On January 16 each year, Americans celebrate Religious Freedom Day, commemorating the anniversary (now 232 years ago) when the Virginia State Legislature passed the nation’s first religious freedom statute. Penned by Thomas Jefferson on the coattails of the American Revolution, the bill states that: “all men shall be free to profess, and by argument to maintain, their opinions in matters of religion, and that the same shall in no wise diminish, enlarge, or affect their civil capacities.” 

This year, President Donald Trump welcomed the occasion with a proclamation stating that not only are Americans guaranteed the right to believe what they see fit, but they also enjoy the right to freely exercise their faith. In a remarkable statement speaking to the current cultural zeal to limit Christian freedoms (present also here in the United Kingdom), President Trump wrote: “No American -- whether a nun, nurse, baker, or business owner -- should be forced to choose between the tenets of faith or adherence to the law.” He further noted that the continued incursions against free exercise of our faith, little by little, can destroy the fundamental freedom underlying democracy.

The President called out, either explicitly or by inference, government policies which threaten to punish certain forms of religious speech with tax consequences (Trump would be referring to the Johnson Amendment which has been used to suppress speech on things like abortion and same-sex marriage from the pulpit); state laws which punish business owners who cannot in good conscience affirm, through their provision of a goods or services, something which they believe to be sin; policies as non-sensical as requiring nuns to pay for contraceptives despite the Catholic Church’s belief that the use of contraceptives frustrates God’s biological design for procreation (the Little Sisters of the Poor famously challenged the previous administration’s mandate before the U.S. Supreme Court); and “rights” tribunals which attack Christian freedoms (the President’s reference to bakers relates to the Colorado Civil Rights Commission finding against Jack Phillips and Masterpiece Cakeshop for declining to bake a wedding cake for a same-sex ‘marriage’ ceremony).
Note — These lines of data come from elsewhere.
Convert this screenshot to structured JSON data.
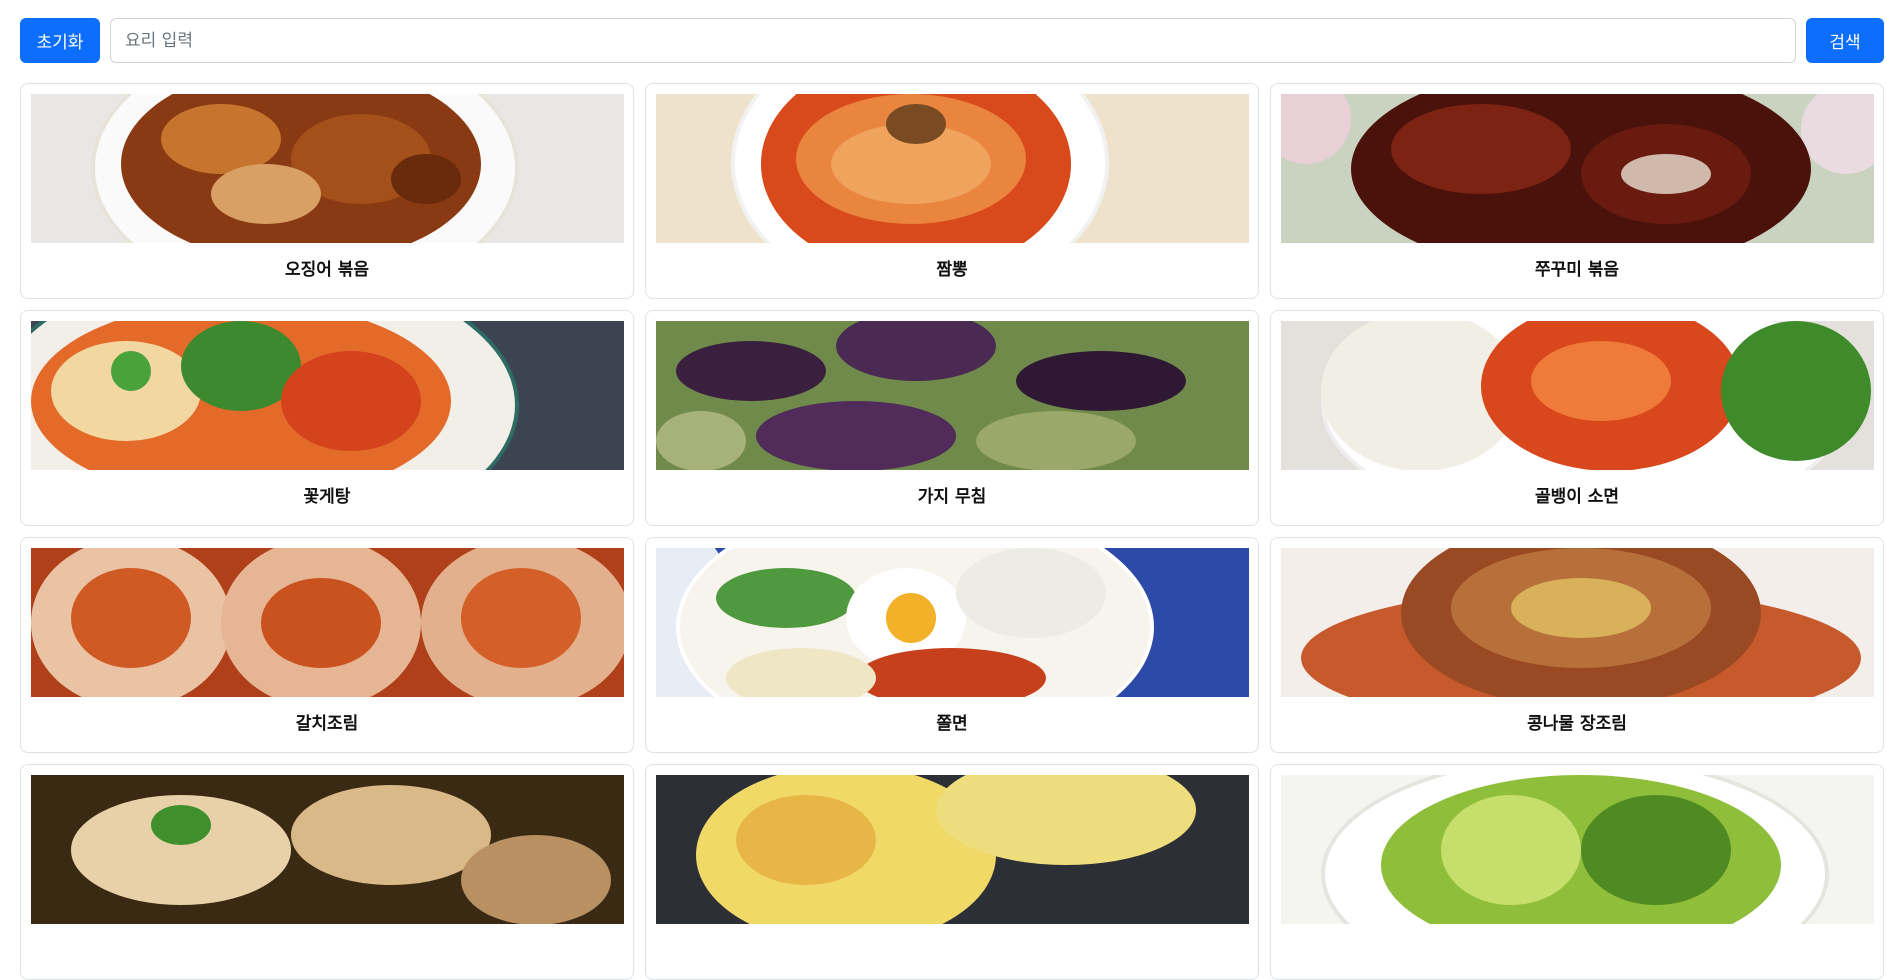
{
  "toolbar": {
    "reset_label": "초기화",
    "search_placeholder": "요리 입력",
    "search_value": "",
    "search_label": "검색",
    "accent_color": "#0d6efd"
  },
  "recipes": [
    {
      "title": "오징어 볶음"
    },
    {
      "title": "짬뽕"
    },
    {
      "title": "쭈꾸미 볶음"
    },
    {
      "title": "꽃게탕"
    },
    {
      "title": "가지 무침"
    },
    {
      "title": "골뱅이 소면"
    },
    {
      "title": "갈치조림"
    },
    {
      "title": "쫄면"
    },
    {
      "title": "콩나물 장조림"
    },
    {
      "title": ""
    },
    {
      "title": ""
    },
    {
      "title": ""
    }
  ]
}
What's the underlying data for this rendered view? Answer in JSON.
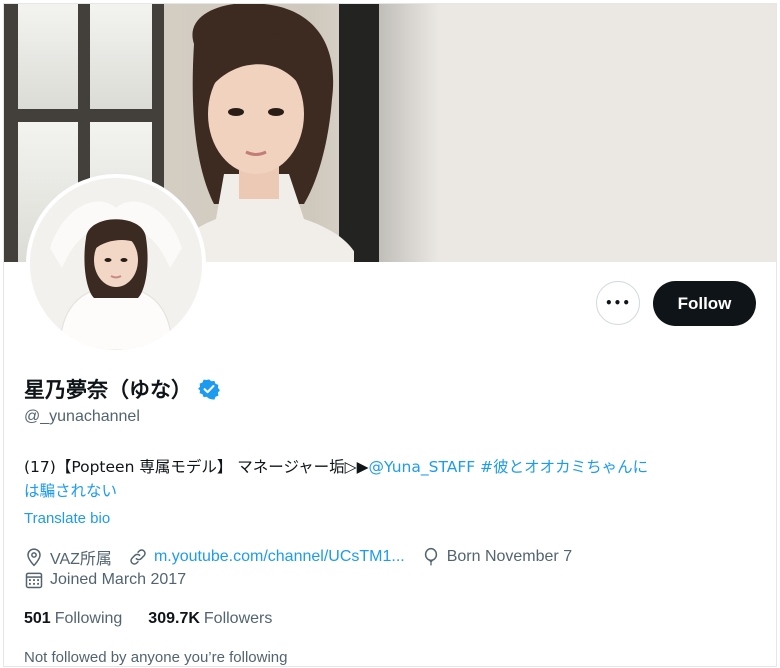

Here in the United Kingdom, where the contributions and history of Christianity have been the very foundation of all of the freedoms we enjoy today, we would do well to recall that the state of Christian freedoms in this nation is the barometer of how unhealthy our democracy has become. We have our own business owners and service providers before the courts simply for following their consciences. We have our own ways of punishing Christians who express Biblical beliefs that the current cultural zeitgeist finds unpalatable: we arrest them, sack them, remove them from our universities, do not allow them to foster children, run adoption agencies or adopt, we make it impossible for them to be political leaders and in many more ways, both subtle and egregious, we marginalise them.

Perhaps it is time to reflect and strive, like our counterparts in America, and rethink how we wish to treat Christians in the public square. It is time for our leaders to recognise the fundamental importance of this country’s Christian heritage, and to be grateful for the many positive contributions Christians continue to bring to our society today. Perhaps it is time even to embrace some friendly competition and to show President Donald Trump that, in the area of defending Christian freedoms, what he can do, we in the UK can do even better.